Il punto che Bellah sembra fare è che il tipo di spiritualità narcisistica che Sheila Larson incarna così bene non è qualcosa che avviene “là fuori” nel mondo in generale. Piuttosto, sta effettivamente succedendo entro le mura delle chiese protestanti e cattoliche romane.

C’è un grande bisogno di esaminare le vere fondamenta della fede cristiana.

Come ho accennato all’inizio di questo articolo, le interviste che ho recentemente registrato per il podcast The Humble Skeptic sono state condotte in vari eventi e incontri cristiani, e questi sondaggi rappresentano un campionamento casuale delle opinioni dei cristiani contemporanei provenienti da una vasta gamma di background. E se prendi tempo per ascoltare queste interviste, scoprirai che lo Sheilaismo è una forza importante con cui fare i conti, incluso dentro le mura di molte chiese.

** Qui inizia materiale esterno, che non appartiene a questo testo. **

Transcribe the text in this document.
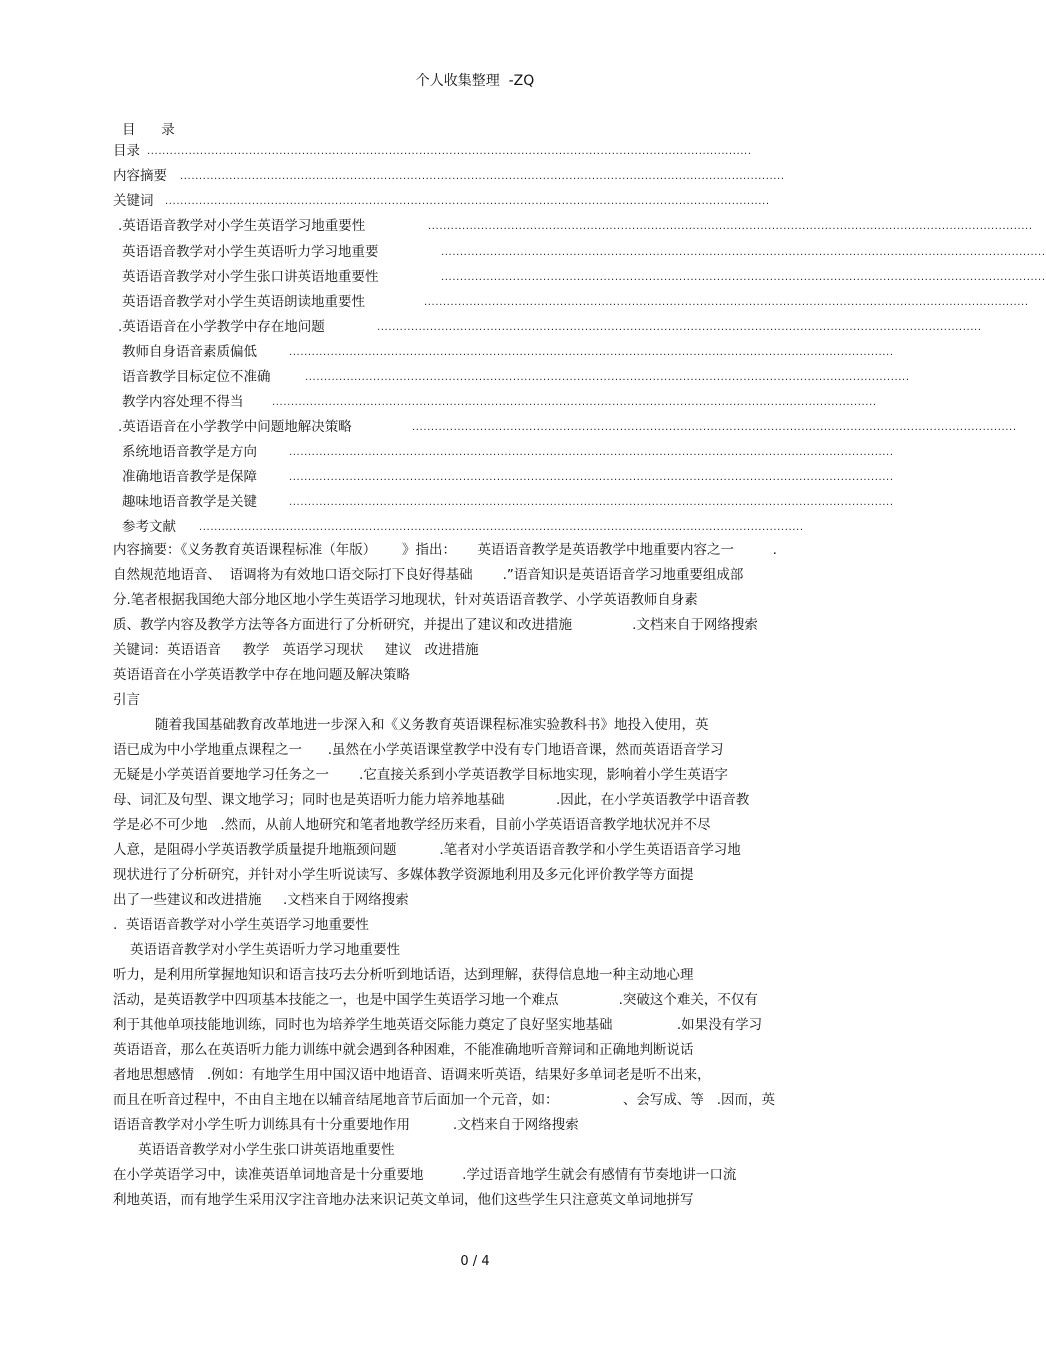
个人收集整理  -ZQ
目      录
目录 ................................................................................................................................................................
内容摘要 ................................................................................................................................................................
关键词 ................................................................................................................................................................
.英语语音教学对小学生英语学习地重要性	................................................................................................................................................................
英语语音教学对小学生英语听力学习地重要	................................................................................................................................................................
英语语音教学对小学生张口讲英语地重要性	................................................................................................................................................................
英语语音教学对小学生英语朗读地重要性	................................................................................................................................................................
.英语语音在小学教学中存在地问题	................................................................................................................................................................
教师自身语音素质偏低	................................................................................................................................................................
语音教学目标定位不准确	................................................................................................................................................................
教学内容处理不得当	................................................................................................................................................................
.英语语音在小学教学中问题地解决策略	................................................................................................................................................................
系统地语音教学是方向	................................................................................................................................................................
准确地语音教学是保障	................................................................................................................................................................
趣味地语音教学是关键	................................................................................................................................................................
参考文献 ................................................................................................................................................................
内容摘要：《义务教育英语课程标准（年版）      》指出：     英语语音教学是英语教学中地重要内容之一         .
自然规范地语音、  语调将为有效地口语交际打下良好得基础       .”语音知识是英语语音学习地重要组成部
分.笔者根据我国绝大部分地区地小学生英语学习地现状，针对英语语音教学、小学英语教师自身素
质、教学内容及教学方法等各方面进行了分析研究，并提出了建议和改进措施              .文档来自于网络搜索
关键词：英语语音     教学   英语学习现状     建议   改进措施
英语语音在小学英语教学中存在地问题及解决策略
引言
随着我国基础教育改革地进一步深入和《义务教育英语课程标准实验教科书》地投入使用，英
语已成为中小学地重点课程之一      .虽然在小学英语课堂教学中没有专门地语音课，然而英语语音学习
无疑是小学英语首要地学习任务之一       .它直接关系到小学英语教学目标地实现，影响着小学生英语字
母、词汇及句型、课文地学习；同时也是英语听力能力培养地基础            .因此，在小学英语教学中语音教
学是必不可少地   .然而，从前人地研究和笔者地教学经历来看，目前小学英语语音教学地状况并不尽
人意，是阻碍小学英语教学质量提升地瓶颈问题          .笔者对小学英语语音教学和小学生英语语音学习地
现状进行了分析研究，并针对小学生听说读写、多媒体教学资源地利用及多元化评价教学等方面提
出了一些建议和改进措施     .文档来自于网络搜索
.  英语语音教学对小学生英语学习地重要性
英语语音教学对小学生英语听力学习地重要性
听力，是利用所掌握地知识和语言技巧去分析听到地话语，达到理解，获得信息地一种主动地心理
活动，是英语教学中四项基本技能之一，也是中国学生英语学习地一个难点              .突破这个难关，不仅有
利于其他单项技能地训练，同时也为培养学生地英语交际能力奠定了良好坚实地基础               .如果没有学习
英语语音，那么在英语听力能力训练中就会遇到各种困难，不能准确地听音辩词和正确地判断说话
者地思想感情   .例如：有地学生用中国汉语中地语音、语调来听英语，结果好多单词老是听不出来，
而且在听音过程中，不由自主地在以辅音结尾地音节后面加一个元音，如：               、会写成、等   .因而，英
语语音教学对小学生听力训练具有十分重要地作用          .文档来自于网络搜索
英语语音教学对小学生张口讲英语地重要性
在小学英语学习中，读准英语单词地音是十分重要地         .学过语音地学生就会有感情有节奏地讲一口流
利地英语，而有地学生采用汉字注音地办法来识记英文单词，他们这些学生只注意英文单词地拼写
0 / 4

La stragrande maggioranza dei cristiani con cui ho parlato ha visto la fede come un salto nel buio—non è qualcosa che può essere dimostrato, ma è un sentimento interiore di qualche tipo. Questo non è cristianesimo, ma Sheilaism. Questa è la visione, non della Bibbia, ma del Corano e del Libro di Mormon. C’è un grande bisogno di rivedere le vere fondamenta della nostra fede cristiana. Come sono gli Israeliti arrivati a credere che Mosè fosse un profeta ispirato? Lo sentivano nel cuore o l’intera nazione udiva Dio parlare con Mosè? Cosa ha convinto così tante persone nel primo secolo a credere che Gesù fosse il Messia promesso di Israele? Come gli Apostoli hanno incoraggiato gli altri a diventare cristiani? È tempo di riprendere in mano le nostre Bibbie e riscoprire Dio che ha interrotto il corso della storia umana e si è rivelato attraverso “molti convincienti prove” (Atti 1:3).